Well the answer given is that Passover only celebrates the beginning of our redemption. At that point in the story, we were still imprisoned in Egypt, we still had to face the Red Sea and death at the hands of Paro’s army. We yet had to work our way through the wilderness with all of its deprivations and dangers. So we eat only matzah.
So when do we eat leavened bread? The answer is given later in Vayikra. It says, ““‘From the day after the Sabbath [Day after Pesach], the day you brought the sheaf of the wave offering, count off seven full weeks. Count off fifty days up to the day after the seventh Sabbath, and then present an offering of new grain to the Lord. From wherever you live, bring two loaves made of two-tenths of an ephah of the finest flour, baked with leaven, as a wave offering of firstfruits to Adonai.’” (Lev. 23:10-17)
This is Shavuot. By tradition, it was on Shavuot that we received the Torah at Mt. Sinai. This is the day in which the fullness of our redemption is realized and thus we bring the leaven bread of joyous celebration rather than the bread of affliction. Passover was the beginning of our redemption and Shavuot was its culmination.
But I’d like to submit to you that we are yet awaiting the fullness of redemption. I propose that Hashem really began redemption with His summoning of Avraham out of Ur, establishing him as the father of a new people, with a special calling.
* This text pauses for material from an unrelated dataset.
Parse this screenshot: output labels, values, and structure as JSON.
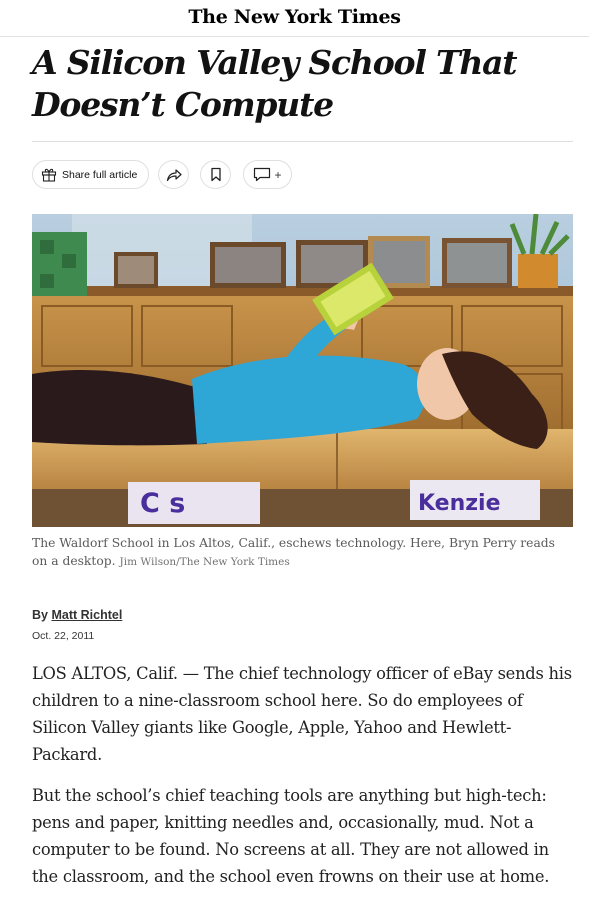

The redemption from Egypt was a continuation of His act of redemption. Redemption found a new zenith with Yeshua’s Exodus as he died for the sins of Israel and the whole world, and was raised into resurrection glory. His salvation was fourfold like that of the four reasons for bringing a Korban Todah. He saved us from our prisons of sin. He saved us from the ultimate death; spiritual death. He overcame the watery forces of chaos and brings us through as well in our immersion in him. And he leads us out of the wilderness of our own egos, faults, and failings as he transforms us into Hashem’s image.
And yet that was not the ultimate redemption. We await his return. And so we eat our matzah each year and look for Eliyahu hoping that it comes this year. And each year we sing L’shanah Haba'ah, looking forward to that Day when we will dwell with our Messiah, our Passover Lamb, in the New Yerushalayim, which itself is the Holy of Holies, containing the ultimate loaves of bread, the Showbread of Eternity.
As we enter into this Pesach week, and we sit around our tables (or this year around our computers) may we meditate upon the fact that our Seders are a Korban Todah. May we celebrate the bounty that Hashem has accorded us in saving our people from slavery in Egypt and in many other dangerous straights over the centuries. And in the many we ways that we have faced our own personal deserts, seas, illness and prison. And may we sing L’shanah Haba'ah with gusto as we look forward to that ultimate redemption where we will celebrate that ultimate Seder led by Messiah Yeshua!